Mutti e il prezzo del gas

Dopo che l’Ue raggiunge a fatica un accordo (o presunto tale, visto anche l’ordine di grandezza stabilito) sul prezzo della preziosa fonte energetica, arriva l’allarme dell’azienda Mutti. Il marchio italiano, infatti, sottolinea proprio l’aumento del prezzo del gas e i relativi costi, schizzati di 12 volte solo nel 2022. L’azienda, che ha sede a Parma, ha dovuto “rallentare i piani di crescita e rinviare gli investimenti, ma sta andando bene nonostante la crisi”, come riferito dal quotidiano Handelsblatt. A dichiararlo è lo stesso amministratore delegato, Francesco Mutti, che ricorda come il gruppo sia stato “travolto” dall’inflazione: “Un anno fa, avevamo una bolletta del gas di circa 3,5 milioni di euro, quest’anno siamo oltre i 40 milioni, è inimmaginabile”. Se è vero che il combustibile rappresenterebbe solo l’1,5% dei costi, è anche vero che il suo valore “strategico” ha avuto un effetto drammatico sulla produzione media, i cui costi sono aumentati “di circa il 60%”, secondo Mutti. Il che si è tradotto in un inevitabile aumento dei prezzi, piuttosto contenuto vista la situazione, proprio per non mettere a repentaglio le vendite. Che continuano a viaggiare, nonostante tutto: nel 2021 il fatturato è stato di 484 milioni di euro, nel 2022 si riuscirà a superare i 500.

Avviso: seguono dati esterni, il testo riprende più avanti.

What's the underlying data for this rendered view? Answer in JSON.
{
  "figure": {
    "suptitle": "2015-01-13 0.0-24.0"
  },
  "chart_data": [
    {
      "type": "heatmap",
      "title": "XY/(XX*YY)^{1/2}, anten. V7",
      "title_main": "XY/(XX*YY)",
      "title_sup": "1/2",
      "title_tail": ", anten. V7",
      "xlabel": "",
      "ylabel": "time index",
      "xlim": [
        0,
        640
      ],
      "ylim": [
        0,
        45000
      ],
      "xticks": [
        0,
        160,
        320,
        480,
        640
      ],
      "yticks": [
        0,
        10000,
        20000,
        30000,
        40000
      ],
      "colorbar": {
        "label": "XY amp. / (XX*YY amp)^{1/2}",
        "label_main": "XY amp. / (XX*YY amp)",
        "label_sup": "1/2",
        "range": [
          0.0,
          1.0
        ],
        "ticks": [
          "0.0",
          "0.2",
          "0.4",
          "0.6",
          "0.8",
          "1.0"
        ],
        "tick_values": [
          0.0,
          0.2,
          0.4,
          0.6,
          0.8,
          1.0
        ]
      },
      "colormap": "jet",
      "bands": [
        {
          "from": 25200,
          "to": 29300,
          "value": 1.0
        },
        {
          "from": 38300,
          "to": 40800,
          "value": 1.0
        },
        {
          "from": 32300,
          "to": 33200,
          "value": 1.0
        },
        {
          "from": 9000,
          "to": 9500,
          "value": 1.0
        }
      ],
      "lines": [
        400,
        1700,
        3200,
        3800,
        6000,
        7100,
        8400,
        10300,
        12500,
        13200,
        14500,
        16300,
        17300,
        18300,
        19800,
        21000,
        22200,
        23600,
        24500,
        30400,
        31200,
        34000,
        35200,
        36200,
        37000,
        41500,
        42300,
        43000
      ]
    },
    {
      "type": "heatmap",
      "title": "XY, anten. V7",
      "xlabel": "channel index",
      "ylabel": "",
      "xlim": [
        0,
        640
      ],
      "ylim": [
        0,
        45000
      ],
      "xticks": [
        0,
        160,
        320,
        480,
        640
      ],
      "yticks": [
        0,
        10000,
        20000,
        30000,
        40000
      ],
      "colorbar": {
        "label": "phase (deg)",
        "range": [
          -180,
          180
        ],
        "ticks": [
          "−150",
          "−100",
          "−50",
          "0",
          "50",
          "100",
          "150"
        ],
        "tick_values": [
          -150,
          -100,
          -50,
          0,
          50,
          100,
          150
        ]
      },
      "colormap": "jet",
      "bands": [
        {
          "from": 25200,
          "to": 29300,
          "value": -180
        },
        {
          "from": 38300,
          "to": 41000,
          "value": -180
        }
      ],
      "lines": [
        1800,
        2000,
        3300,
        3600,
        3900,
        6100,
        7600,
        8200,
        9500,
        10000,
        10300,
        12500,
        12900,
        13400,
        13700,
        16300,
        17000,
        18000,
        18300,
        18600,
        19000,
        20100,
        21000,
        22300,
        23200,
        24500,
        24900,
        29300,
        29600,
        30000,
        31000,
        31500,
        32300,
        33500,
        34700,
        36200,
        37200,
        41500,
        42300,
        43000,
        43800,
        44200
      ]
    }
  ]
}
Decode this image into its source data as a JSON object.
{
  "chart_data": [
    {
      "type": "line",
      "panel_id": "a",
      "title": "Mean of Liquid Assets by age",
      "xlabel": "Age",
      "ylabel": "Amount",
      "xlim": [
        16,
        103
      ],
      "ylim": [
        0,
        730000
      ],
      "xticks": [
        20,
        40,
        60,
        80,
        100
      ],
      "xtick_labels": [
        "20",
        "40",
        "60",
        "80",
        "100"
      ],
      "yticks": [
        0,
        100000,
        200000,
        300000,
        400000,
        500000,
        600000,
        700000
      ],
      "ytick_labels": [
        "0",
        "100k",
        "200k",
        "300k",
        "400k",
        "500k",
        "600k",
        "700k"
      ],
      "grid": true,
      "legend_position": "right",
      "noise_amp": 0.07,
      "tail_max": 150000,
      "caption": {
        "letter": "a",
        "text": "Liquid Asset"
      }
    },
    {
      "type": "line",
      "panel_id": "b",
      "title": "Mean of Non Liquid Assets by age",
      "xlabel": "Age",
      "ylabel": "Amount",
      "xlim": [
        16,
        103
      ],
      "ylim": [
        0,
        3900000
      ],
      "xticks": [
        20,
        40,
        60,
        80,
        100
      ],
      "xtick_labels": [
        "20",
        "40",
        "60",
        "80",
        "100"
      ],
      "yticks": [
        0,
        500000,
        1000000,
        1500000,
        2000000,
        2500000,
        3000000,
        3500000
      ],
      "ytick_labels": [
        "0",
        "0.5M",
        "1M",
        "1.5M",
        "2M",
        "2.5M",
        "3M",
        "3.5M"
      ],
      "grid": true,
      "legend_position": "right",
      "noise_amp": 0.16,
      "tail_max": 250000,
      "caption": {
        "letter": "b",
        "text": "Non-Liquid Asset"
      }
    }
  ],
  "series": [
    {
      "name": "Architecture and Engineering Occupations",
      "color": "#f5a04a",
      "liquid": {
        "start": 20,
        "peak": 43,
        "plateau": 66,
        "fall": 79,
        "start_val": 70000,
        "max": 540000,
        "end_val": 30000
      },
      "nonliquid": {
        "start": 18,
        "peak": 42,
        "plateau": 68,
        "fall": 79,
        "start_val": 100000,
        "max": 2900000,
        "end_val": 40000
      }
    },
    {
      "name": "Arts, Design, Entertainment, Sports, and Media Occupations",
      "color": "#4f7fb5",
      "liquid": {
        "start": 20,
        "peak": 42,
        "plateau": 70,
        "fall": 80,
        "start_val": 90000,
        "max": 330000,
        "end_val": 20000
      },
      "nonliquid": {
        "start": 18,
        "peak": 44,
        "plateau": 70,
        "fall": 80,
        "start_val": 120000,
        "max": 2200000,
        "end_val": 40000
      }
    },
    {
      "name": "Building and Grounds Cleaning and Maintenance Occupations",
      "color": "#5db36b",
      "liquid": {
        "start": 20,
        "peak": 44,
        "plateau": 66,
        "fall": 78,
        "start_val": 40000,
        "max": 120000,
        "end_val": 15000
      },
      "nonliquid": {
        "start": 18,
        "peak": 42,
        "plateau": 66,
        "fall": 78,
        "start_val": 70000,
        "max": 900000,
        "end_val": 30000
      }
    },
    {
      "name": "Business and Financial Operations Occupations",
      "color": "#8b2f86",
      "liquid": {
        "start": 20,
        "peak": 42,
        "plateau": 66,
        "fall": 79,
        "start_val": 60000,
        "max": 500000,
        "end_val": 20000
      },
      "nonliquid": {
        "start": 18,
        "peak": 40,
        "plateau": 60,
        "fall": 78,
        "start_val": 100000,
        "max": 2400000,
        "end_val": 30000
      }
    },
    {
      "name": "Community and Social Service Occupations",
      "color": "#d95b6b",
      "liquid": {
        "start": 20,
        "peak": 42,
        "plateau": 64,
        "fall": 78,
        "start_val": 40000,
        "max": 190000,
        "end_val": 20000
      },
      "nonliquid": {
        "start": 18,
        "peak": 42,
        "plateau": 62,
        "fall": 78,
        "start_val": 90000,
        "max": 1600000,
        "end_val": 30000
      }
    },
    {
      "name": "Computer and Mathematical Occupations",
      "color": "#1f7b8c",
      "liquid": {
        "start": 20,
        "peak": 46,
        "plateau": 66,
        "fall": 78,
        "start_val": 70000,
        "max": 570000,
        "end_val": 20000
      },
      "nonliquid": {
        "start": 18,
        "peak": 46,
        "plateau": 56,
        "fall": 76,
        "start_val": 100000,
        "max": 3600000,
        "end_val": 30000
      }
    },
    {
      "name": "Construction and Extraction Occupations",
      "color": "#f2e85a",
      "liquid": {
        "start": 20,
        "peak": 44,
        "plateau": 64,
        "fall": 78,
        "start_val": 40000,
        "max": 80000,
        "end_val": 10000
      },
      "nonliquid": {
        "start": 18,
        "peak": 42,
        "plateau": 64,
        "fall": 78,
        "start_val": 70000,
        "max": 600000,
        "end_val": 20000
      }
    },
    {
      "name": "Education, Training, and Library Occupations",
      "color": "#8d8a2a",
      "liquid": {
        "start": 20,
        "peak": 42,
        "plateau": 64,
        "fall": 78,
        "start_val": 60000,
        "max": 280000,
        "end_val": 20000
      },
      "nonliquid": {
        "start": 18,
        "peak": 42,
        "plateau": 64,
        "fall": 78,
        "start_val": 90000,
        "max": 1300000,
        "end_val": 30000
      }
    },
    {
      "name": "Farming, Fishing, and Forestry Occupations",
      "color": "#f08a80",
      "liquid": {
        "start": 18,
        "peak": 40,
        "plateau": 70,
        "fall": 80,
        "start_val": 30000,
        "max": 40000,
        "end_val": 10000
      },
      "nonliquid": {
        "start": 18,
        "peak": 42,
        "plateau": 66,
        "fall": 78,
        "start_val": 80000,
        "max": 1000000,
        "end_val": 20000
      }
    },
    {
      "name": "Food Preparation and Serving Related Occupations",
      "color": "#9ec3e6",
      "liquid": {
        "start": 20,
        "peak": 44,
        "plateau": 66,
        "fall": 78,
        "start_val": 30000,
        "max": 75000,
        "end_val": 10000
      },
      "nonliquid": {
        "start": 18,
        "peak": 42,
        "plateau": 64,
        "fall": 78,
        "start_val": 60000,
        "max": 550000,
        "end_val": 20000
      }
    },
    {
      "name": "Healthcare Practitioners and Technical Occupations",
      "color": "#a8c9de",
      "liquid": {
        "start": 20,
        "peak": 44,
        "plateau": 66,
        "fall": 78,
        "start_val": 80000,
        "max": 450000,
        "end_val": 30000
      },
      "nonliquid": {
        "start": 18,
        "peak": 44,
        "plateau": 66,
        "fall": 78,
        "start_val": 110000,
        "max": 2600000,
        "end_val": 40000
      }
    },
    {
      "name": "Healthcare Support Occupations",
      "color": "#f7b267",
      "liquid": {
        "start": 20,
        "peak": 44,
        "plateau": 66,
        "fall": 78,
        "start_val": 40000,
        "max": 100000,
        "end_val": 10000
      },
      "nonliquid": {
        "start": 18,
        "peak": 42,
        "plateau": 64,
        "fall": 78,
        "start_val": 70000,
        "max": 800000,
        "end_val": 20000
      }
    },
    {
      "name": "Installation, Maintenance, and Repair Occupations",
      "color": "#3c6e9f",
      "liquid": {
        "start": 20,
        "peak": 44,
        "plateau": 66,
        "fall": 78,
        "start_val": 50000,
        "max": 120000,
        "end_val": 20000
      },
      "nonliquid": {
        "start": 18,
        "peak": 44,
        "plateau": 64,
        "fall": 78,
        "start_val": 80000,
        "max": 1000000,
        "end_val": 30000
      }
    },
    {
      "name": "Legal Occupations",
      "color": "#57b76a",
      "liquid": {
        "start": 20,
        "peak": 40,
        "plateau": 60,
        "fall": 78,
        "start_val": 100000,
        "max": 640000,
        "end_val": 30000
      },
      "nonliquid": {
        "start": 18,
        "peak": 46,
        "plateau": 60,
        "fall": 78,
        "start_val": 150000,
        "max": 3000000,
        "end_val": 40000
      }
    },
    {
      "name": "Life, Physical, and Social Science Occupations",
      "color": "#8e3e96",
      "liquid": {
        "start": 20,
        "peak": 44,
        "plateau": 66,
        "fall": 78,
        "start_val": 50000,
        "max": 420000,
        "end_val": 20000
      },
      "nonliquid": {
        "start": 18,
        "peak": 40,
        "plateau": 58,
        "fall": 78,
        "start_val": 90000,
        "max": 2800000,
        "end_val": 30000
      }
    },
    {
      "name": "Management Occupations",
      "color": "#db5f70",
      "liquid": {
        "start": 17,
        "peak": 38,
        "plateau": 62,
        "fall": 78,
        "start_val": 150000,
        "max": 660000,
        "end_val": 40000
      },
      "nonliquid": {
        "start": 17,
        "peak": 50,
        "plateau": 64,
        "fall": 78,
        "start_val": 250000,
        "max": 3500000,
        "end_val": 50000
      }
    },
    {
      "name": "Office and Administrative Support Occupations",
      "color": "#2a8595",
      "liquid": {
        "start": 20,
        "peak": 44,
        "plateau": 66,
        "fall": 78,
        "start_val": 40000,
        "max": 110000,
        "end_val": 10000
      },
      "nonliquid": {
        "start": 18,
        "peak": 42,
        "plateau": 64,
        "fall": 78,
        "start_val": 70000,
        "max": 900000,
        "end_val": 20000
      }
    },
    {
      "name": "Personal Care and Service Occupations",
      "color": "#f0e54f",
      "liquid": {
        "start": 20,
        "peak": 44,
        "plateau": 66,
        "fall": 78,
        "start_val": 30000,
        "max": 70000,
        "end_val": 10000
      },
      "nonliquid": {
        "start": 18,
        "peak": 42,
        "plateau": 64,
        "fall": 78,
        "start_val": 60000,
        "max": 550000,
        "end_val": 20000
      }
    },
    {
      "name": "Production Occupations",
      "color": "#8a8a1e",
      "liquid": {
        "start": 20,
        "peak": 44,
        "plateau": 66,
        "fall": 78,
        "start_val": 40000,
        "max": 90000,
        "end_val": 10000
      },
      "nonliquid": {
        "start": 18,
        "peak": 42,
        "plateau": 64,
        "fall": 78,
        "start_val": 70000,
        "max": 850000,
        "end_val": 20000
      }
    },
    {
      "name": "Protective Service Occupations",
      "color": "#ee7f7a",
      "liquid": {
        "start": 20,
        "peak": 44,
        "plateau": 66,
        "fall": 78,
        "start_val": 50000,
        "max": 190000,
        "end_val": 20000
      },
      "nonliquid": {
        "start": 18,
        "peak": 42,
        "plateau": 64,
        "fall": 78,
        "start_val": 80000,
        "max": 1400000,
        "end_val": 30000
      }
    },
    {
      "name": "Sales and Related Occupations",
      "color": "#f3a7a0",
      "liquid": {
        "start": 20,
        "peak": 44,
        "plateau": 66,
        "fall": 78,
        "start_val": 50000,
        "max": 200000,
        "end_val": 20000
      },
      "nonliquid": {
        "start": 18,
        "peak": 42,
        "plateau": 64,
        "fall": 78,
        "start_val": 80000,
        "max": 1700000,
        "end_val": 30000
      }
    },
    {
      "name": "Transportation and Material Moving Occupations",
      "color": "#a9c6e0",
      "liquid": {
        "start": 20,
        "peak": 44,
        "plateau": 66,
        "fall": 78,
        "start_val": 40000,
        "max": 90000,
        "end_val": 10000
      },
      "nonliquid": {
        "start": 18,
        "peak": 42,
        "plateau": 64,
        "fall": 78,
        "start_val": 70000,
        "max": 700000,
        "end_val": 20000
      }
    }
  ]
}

L’azienda spopola in Francia, cresce in Germania

Sul fronte dell’export, tuttavia, Mutti tiene ancora banco. Ed è questo che probabilmente la salva, visto che la società deve più della metà delle sue vendite ai consumatori fuori dell’Italia, rappresentata com’è in oltre cento Paesi. Il mercato estero più fiorente per l’azienda è la Francia, ma è molto probabile che nei prossimi anni sia la Germania a diventare la principale destinazione estera dei prodotti del marchio. Per fortuna, poco mercato hanno avuto, fino ad oggi, i prodotti Mutti negli Stati coinvolti nel conflitto dell’Est Europa: “La Russia non era un mercato particolarmente importante per noi, e fortunatamente nemmeno l’Ucraina”, dice Mutti.